METALS MORNING VIEW 23/05: Metals stuck sideways; manufacturing PMI data in focus

Three-month base metals prices on the London Metal Exchange were mixed on the morning of Wednesday May 23, with nickel and lead prices down by 0.4% and 1.4% respectively, while copper was off by 0.5% at $6,929 per tonne; aluminium and tin are both up by 0.2% and zinc is up by 0.5%.

Volume on the LME has been average with 5,074 lots traded as of 6.56am London time.

This follows a diverse performance on Tuesday when aluminium, zinc and tin closed down by an average of 0.7% and the rest of the complex closed up by an average of 0.6% – the two large movers being zinc that closed down by 1.9% and lead that closed up by 2.1%, which suggests a long zinc / short lead straddle trade is being unwound. The zinc-lead spread has narrowed to $581 per tonne from a peak of $1,035 per tonne in February.

Precious metals prices are little changed with gold, silver and platinum prices all off by 0.1% with spot gold at $1,290.43 per oz, while palladium prices are up by 0.2%. This follows a generally quiet session on Tuesday, although platinum prices did rebound 0.8% to $905 per oz.

In China, copper prices on the Shanghai Futures Exchange were up by 0.5% at 51,750 yuan ($8,115) per tonne, lead and tin prices are both up by 0.1%, while aluminium, zinc and nickel are off 0.6%, 0.9% and 1.1% respectively.

Spot copper prices in Changjiang were up by 0.7% at 51,530-51,680 yuan per tonne and the LME/Shanghai copper arbitrage ratio has firmed to 7.47, from 7.46 on Tuesday.

In other metals in China, the ferrous metals continue to head lower with iron ore prices down by 1.1% at 454.50 yuan per tonne on the Dalian Commodity Exchange.

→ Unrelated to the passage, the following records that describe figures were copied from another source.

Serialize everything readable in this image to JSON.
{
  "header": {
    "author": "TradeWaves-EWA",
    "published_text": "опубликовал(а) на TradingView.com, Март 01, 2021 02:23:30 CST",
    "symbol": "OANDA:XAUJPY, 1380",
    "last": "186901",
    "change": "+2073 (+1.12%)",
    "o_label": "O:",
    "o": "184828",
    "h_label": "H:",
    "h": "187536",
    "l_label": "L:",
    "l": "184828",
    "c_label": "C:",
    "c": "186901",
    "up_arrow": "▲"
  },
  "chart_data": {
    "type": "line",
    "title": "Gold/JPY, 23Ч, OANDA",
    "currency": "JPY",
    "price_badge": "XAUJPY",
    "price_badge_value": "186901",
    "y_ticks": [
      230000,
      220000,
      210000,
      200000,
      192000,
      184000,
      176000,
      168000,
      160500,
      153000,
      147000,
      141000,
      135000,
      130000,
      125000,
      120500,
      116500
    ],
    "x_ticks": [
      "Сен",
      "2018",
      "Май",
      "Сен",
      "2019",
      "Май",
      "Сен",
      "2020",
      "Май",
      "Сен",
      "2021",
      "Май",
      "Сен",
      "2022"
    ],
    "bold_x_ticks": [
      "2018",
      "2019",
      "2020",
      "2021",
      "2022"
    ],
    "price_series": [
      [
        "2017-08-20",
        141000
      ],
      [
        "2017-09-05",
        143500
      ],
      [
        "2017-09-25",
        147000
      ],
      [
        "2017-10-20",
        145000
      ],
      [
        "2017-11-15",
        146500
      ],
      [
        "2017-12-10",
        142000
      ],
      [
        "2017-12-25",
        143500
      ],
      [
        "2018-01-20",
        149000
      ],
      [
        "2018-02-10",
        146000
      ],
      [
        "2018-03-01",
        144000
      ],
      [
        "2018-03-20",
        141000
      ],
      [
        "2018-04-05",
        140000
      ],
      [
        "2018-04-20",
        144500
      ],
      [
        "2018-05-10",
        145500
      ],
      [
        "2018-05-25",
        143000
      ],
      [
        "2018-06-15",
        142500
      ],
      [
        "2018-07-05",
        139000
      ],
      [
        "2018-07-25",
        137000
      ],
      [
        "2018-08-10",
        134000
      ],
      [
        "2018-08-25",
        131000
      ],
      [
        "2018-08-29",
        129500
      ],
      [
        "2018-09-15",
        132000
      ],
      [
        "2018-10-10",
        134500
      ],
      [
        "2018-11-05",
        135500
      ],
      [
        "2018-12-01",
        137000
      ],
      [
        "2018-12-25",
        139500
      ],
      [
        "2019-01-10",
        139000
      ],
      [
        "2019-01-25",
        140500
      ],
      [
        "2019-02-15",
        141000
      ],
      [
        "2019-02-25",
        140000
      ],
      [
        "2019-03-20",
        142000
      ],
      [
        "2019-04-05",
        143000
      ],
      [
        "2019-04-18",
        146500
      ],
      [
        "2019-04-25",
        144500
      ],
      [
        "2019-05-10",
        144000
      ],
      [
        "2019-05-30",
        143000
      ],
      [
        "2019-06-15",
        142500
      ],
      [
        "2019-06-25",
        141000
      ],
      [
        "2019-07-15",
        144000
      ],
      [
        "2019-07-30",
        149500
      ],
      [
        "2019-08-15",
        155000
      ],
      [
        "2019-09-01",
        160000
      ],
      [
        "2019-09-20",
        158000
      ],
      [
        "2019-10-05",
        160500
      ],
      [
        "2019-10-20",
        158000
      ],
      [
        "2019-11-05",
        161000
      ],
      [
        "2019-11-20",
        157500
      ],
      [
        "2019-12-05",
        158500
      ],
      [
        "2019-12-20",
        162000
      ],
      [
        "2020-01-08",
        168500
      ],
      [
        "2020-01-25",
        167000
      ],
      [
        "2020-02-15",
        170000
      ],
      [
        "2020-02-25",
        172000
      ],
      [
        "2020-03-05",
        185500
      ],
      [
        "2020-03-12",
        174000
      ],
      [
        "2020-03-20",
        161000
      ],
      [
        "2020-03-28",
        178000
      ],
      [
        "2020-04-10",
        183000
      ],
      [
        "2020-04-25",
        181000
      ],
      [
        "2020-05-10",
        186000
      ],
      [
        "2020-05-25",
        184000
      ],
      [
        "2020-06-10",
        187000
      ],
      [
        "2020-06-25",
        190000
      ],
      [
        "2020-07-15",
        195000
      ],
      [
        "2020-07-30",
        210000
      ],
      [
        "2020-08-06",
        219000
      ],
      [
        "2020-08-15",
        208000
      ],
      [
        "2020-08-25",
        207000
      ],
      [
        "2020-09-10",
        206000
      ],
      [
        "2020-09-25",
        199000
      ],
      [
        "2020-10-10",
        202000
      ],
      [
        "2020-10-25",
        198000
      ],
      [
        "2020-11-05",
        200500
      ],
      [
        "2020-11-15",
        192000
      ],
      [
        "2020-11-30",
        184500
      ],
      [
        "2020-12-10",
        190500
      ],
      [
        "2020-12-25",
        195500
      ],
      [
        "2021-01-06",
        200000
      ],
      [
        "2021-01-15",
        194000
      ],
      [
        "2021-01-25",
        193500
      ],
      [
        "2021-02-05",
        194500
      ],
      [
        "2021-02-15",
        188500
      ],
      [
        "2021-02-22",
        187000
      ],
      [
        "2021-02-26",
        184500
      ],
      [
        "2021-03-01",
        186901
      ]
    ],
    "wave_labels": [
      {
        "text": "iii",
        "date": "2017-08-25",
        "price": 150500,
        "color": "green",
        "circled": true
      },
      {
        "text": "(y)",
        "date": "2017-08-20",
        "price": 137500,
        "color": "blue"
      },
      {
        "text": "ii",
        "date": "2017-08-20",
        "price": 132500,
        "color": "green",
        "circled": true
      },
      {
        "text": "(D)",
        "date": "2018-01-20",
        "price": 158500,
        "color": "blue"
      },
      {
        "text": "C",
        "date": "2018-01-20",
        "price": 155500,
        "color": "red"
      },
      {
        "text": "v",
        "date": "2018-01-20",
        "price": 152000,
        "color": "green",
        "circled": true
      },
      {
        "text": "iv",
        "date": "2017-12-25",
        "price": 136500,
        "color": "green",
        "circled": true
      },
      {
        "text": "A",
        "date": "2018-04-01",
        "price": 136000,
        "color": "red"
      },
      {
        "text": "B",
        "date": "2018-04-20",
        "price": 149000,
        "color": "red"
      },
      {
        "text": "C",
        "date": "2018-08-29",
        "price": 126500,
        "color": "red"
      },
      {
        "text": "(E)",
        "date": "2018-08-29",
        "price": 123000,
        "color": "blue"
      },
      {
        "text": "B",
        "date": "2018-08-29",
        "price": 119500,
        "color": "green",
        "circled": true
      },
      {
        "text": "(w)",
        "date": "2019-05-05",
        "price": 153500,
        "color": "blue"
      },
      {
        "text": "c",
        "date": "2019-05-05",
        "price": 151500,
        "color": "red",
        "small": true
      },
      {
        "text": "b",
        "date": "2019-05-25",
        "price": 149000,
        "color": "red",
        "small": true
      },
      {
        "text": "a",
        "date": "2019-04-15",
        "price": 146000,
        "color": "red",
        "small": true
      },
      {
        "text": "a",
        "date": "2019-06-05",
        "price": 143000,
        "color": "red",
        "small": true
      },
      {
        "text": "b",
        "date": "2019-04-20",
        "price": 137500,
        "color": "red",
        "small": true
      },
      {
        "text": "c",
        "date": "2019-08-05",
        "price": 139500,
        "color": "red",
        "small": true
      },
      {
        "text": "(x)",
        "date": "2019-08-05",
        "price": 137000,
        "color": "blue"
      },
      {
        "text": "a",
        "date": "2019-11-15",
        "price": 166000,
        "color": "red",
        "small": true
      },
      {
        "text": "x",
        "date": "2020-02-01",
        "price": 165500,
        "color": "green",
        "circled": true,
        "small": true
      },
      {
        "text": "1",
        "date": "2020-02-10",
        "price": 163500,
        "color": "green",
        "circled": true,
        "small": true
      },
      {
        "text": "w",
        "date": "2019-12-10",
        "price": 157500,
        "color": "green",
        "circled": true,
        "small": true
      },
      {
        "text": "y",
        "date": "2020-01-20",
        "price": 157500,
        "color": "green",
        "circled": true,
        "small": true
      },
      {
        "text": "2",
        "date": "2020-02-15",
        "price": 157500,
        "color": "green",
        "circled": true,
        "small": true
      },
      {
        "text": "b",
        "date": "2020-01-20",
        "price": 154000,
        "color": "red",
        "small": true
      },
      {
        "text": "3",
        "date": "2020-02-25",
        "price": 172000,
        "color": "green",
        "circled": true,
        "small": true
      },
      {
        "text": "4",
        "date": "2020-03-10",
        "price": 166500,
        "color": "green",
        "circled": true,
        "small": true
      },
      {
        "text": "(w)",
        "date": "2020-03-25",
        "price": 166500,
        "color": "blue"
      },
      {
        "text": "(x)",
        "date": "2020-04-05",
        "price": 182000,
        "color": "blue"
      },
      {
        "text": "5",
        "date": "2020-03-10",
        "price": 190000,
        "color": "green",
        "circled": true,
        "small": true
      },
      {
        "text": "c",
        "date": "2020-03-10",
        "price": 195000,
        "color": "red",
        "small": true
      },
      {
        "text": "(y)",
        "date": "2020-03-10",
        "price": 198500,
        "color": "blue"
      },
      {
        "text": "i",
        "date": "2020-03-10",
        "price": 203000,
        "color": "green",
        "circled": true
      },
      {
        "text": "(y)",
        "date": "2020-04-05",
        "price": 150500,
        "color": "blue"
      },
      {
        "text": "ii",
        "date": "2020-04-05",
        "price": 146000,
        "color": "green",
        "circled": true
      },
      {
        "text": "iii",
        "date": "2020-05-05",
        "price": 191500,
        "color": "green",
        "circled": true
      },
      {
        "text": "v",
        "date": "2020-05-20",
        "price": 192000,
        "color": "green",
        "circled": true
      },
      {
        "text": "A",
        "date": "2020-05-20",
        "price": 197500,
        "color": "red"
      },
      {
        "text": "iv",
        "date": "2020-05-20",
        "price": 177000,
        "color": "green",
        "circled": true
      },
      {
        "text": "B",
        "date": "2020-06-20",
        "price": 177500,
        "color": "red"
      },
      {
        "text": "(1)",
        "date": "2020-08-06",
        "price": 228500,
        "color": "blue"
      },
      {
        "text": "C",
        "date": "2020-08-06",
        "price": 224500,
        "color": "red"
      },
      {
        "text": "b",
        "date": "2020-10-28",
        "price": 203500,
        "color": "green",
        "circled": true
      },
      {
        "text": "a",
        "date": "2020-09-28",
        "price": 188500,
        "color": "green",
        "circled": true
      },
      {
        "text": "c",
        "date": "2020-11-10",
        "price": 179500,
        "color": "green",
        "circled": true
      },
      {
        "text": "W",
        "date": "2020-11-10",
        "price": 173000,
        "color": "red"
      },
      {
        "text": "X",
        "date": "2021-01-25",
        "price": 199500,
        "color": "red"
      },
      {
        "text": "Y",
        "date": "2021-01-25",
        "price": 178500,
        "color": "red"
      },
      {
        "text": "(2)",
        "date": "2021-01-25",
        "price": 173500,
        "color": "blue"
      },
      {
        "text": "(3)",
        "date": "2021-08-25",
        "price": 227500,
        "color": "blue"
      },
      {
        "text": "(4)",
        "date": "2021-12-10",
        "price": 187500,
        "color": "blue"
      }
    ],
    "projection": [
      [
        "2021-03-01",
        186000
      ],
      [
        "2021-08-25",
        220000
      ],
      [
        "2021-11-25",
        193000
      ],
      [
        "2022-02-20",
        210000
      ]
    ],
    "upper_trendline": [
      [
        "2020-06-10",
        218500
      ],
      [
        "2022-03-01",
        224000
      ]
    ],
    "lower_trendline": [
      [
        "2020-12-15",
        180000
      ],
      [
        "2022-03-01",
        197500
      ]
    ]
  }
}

On the SHFE, steel rebar prices were down by 1.9%, while gold and silver prices were up by 0.1% and 0.2% respectively.

In wider markets, spot Brent crude oil prices were down by 0.35% at $79.13 per barrel this morning. The yield on US 10-year treasuries has eased slightly to 3.0491% and the German 10-year bund yield has firmed to 0.54%.

Equity markets in Asia were for the most part weaker on Wednesday: Nikkei (-1.18%), Hang Seng (-1.01%), CSI 300 (-0.98%), the ASX 200 (-0.16%), but the Kospi climbed 0.46%. This follows a mixed performance in western markets on Tuesday, where in the United States the Dow Jones closed down by 0.72% at 24,834.10, and in Europe where the Euro Stoxx 50 closed up by 0.41% at 3,587.25.

The dollar index, at 93.73, is edging higher again, albeit still below Monday’s peak of 94.06. On the charts, there is likely to be resistance between 94.22 and 95.15.

The euro and sterling still look heavy at 1.1756 and 1.3399 respectively, the Australian dollar at 0.7543 is giving back more of Monday’s gains, although the yen is firmer at 110.38.

The yuan at 6.3786 is consolidating near recent lows. The Asian emerging market currencies we follow remain weak, while the peso, Real and rand have got some lift off recent lows.

Today’s economic agenda is busy with flash PMI data out across most regions. In Japan, manufacturing PMI fell to 52.5 from 53.8 and all industries activity was flat after a 0.4% rise. In addition to the PMI data, there is data on UK PPI, CPI, HPI, RPI and realized sales. Other data includes EU consumer confidence, US new home sales and crude oil inventories, In addition, there is the release of the Federal Open Market Committee meeting minutes.

The base metals continue range-trading, with lead and nickel the ones with some upward direction, while the rest are heading flat-to-lower, suggesting generally balanced supply and demand. Without stronger economic growth the sideways trading is likely to continue, so today’s flash PMI data is likely to be watched closely for any signs of an economic pick-up or slowdown.

Gold prices have found support above $1,280 per oz and are consolidating either side of $1,290 per oz, platinum prices have also run into dip-buying, while silver and palladium prices have held up relatively better. The gold/silver ratio has pulled back to 78 from April’s highs above 82.